Durante a apuração, a Prefeitura de Santa Terezinha informou que o acesso fica localizado em área de propriedade particular e alegou impossibilidade jurídica e orçamentária para utilizar máquinas e recursos públicos na execução da obra. Relatórios encaminhados ao Ministério Público pela gestão municipal e por equipes técnicas apontaram que os últimos quilômetros do trajeto são considerados intrafegáveis para veículos devido às condições do terreno arenoso. Os documentos também indicam que a família vive em situação de vulnerabilidade social e que a propriedade não possui infraestrutura básica regular, como abastecimento de água encanada e energia elétrica.
Na decisão, o promotor de Justiça Saulo Vinhal da Costa destacou que a Resolução nº 006/2009, que regulamenta o transporte escolar no Tocantins, estabelece que é responsabilidade das famílias levar os estudantes até o trajeto do transporte escolar quando a distância não ultrapassa três quilômetros. Conforme os dados apresentados no procedimento, tanto a distância informada pelo morador quanto a apontada nos relatórios técnicos permanecem dentro desse limite previsto pela norma estadual. O Ministério Público também entendeu que obrigar a prefeitura a realizar obras em um acesso privado poderia configurar desvio de finalidade administrativa, já que os serviços seriam executados exclusivamente para atender uma propriedade particular.

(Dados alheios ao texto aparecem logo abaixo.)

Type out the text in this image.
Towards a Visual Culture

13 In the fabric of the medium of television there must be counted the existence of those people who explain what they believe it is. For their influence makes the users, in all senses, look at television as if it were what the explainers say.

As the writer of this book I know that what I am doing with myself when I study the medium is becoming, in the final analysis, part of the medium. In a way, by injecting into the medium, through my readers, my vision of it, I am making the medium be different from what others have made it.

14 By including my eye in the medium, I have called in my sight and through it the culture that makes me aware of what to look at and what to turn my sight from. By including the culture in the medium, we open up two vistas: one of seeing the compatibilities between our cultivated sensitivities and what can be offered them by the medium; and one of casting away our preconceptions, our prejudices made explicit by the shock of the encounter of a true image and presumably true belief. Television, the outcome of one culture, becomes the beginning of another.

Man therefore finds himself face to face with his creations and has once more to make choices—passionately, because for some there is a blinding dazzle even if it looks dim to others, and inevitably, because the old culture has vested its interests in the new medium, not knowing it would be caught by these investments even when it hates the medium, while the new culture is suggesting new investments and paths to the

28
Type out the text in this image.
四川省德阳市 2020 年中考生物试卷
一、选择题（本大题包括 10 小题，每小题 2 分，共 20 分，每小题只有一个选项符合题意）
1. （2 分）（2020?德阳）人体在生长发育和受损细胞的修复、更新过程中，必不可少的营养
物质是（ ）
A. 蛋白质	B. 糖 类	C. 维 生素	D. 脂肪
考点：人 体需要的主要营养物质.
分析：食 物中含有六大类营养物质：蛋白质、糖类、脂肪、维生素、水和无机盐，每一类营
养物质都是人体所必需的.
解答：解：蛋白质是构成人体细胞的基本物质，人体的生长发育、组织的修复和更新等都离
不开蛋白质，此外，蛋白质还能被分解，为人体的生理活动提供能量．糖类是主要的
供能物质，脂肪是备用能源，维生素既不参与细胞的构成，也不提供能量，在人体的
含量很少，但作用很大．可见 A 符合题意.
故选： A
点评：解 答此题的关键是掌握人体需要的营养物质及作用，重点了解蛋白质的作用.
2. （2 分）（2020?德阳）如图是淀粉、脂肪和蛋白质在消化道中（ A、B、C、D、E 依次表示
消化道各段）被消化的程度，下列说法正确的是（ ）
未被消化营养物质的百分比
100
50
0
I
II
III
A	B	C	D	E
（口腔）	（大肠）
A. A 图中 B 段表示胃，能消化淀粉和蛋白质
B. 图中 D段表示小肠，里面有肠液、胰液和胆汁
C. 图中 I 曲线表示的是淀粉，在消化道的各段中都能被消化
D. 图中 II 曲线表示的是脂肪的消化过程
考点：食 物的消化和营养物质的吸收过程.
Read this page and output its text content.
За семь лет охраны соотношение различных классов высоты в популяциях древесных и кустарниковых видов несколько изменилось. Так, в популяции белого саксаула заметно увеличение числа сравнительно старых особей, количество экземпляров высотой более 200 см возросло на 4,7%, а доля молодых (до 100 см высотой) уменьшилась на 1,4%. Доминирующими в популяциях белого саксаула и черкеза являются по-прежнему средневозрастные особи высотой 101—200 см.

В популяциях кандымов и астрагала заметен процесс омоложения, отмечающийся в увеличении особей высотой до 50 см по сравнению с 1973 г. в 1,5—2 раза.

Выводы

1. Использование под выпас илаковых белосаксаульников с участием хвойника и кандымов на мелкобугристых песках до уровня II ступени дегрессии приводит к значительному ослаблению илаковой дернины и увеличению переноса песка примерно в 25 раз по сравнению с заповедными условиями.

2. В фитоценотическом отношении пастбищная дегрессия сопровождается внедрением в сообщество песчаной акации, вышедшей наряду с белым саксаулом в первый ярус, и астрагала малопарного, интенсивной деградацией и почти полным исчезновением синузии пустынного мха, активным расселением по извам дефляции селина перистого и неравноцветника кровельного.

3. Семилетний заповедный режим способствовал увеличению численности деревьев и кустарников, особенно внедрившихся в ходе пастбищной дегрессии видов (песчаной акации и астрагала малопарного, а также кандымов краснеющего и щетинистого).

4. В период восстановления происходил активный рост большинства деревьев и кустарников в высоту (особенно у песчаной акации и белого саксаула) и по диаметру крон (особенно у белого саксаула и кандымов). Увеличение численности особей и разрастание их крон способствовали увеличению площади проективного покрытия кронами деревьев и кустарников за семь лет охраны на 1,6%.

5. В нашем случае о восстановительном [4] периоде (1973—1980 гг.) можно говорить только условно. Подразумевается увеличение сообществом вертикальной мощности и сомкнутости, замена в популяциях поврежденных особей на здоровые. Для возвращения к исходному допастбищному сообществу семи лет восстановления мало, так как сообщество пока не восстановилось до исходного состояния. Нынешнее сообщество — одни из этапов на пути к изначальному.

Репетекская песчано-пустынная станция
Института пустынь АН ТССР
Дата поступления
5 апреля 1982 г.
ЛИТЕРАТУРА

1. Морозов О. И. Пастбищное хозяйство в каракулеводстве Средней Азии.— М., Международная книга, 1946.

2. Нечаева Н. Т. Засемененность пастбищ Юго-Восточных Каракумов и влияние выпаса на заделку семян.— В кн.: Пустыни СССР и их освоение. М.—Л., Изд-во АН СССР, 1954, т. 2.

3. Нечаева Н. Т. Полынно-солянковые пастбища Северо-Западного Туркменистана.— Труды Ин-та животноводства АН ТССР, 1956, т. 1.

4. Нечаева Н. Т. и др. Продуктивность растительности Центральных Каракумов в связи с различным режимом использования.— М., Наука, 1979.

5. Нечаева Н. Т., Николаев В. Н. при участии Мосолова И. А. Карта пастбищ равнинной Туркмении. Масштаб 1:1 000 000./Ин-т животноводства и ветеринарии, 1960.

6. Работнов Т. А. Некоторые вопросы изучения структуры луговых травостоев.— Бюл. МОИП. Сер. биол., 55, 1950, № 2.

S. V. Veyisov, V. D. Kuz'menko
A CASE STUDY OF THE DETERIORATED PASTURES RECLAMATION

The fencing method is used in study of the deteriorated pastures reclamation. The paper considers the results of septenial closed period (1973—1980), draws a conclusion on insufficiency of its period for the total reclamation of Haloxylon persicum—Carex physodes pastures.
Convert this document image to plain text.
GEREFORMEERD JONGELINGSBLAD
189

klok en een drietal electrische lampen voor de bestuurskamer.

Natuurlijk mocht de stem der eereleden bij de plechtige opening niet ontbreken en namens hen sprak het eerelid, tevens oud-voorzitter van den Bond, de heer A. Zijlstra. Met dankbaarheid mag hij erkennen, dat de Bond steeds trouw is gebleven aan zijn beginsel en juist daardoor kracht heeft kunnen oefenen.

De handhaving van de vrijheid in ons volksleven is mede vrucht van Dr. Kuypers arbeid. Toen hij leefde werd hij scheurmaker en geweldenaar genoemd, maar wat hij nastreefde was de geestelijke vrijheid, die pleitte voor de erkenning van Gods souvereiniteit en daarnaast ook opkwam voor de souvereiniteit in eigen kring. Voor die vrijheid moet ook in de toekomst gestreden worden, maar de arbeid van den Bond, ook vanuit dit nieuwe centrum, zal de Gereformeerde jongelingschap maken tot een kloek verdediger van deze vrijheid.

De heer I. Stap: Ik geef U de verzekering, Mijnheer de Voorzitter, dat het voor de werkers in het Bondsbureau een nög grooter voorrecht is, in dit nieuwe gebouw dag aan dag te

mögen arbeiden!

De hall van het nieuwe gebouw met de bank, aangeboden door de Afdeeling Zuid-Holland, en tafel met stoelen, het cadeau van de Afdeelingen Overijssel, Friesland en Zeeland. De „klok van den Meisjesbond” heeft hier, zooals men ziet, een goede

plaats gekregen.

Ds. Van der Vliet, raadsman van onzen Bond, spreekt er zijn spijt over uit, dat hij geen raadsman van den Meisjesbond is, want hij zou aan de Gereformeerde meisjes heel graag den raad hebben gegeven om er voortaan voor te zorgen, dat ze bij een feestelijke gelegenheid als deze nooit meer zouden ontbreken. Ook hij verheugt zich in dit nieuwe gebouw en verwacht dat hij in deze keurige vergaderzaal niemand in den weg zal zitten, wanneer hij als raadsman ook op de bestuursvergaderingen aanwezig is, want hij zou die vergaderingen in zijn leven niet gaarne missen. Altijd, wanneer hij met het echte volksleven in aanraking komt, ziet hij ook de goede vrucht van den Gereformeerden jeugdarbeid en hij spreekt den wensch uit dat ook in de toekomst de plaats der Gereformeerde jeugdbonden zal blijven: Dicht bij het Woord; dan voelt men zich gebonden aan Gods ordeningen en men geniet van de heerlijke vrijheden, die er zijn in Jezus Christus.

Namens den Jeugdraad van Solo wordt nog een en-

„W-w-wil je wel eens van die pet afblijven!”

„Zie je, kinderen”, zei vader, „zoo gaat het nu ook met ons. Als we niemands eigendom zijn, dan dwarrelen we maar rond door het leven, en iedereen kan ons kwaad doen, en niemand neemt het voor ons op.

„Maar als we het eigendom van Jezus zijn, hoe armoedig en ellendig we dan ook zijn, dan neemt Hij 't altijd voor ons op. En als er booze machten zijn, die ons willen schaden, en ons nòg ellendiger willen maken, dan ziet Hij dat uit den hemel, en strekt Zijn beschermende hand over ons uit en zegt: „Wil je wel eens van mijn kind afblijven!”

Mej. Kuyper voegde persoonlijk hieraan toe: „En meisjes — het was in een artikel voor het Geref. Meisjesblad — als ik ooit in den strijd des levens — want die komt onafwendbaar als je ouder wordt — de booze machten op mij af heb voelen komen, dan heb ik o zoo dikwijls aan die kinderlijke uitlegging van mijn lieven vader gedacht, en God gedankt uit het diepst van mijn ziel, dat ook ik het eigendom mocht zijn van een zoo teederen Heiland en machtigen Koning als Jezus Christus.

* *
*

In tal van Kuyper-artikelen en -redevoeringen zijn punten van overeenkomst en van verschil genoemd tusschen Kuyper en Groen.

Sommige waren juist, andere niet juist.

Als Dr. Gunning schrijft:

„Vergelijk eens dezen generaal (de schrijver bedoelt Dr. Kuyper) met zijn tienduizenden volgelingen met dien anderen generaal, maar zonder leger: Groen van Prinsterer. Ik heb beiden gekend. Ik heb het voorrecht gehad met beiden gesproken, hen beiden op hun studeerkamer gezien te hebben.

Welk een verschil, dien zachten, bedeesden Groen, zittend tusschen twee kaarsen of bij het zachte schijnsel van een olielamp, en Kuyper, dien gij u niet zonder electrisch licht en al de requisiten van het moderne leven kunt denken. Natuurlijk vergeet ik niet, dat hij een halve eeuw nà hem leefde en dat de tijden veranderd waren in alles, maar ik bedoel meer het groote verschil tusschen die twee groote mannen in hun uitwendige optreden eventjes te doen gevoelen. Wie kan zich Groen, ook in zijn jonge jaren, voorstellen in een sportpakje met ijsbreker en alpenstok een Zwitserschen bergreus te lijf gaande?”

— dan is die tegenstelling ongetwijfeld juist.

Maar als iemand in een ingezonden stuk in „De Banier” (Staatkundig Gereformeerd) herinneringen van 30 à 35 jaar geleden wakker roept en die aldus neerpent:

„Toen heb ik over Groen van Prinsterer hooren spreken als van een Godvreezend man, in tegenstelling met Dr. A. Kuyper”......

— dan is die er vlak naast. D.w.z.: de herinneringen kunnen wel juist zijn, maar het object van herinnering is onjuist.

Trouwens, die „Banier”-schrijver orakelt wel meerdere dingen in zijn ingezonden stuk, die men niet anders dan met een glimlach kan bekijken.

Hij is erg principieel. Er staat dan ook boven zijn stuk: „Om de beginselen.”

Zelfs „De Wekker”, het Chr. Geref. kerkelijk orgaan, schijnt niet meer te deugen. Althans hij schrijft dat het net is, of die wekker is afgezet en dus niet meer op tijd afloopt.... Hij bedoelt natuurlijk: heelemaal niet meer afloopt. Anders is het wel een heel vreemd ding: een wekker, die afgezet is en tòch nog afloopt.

Os documentos anexados ao procedimento apontam que a família está em situação de vulnerabilidade social e já foi atendida pelo Centro de Referência de Assistência Social (CRAS), com inclusão no Serviço de Proteção e Atendimento Integral à Família (PAIF). Na decisão, o Ministério Público considerou que não havia elementos para abertura de Inquérito Civil ou ajuizamento de ação contra o município e determinou o arquivamento do caso. O procedimento ainda será encaminhado ao Conselho Superior do Ministério Público para análise e homologação.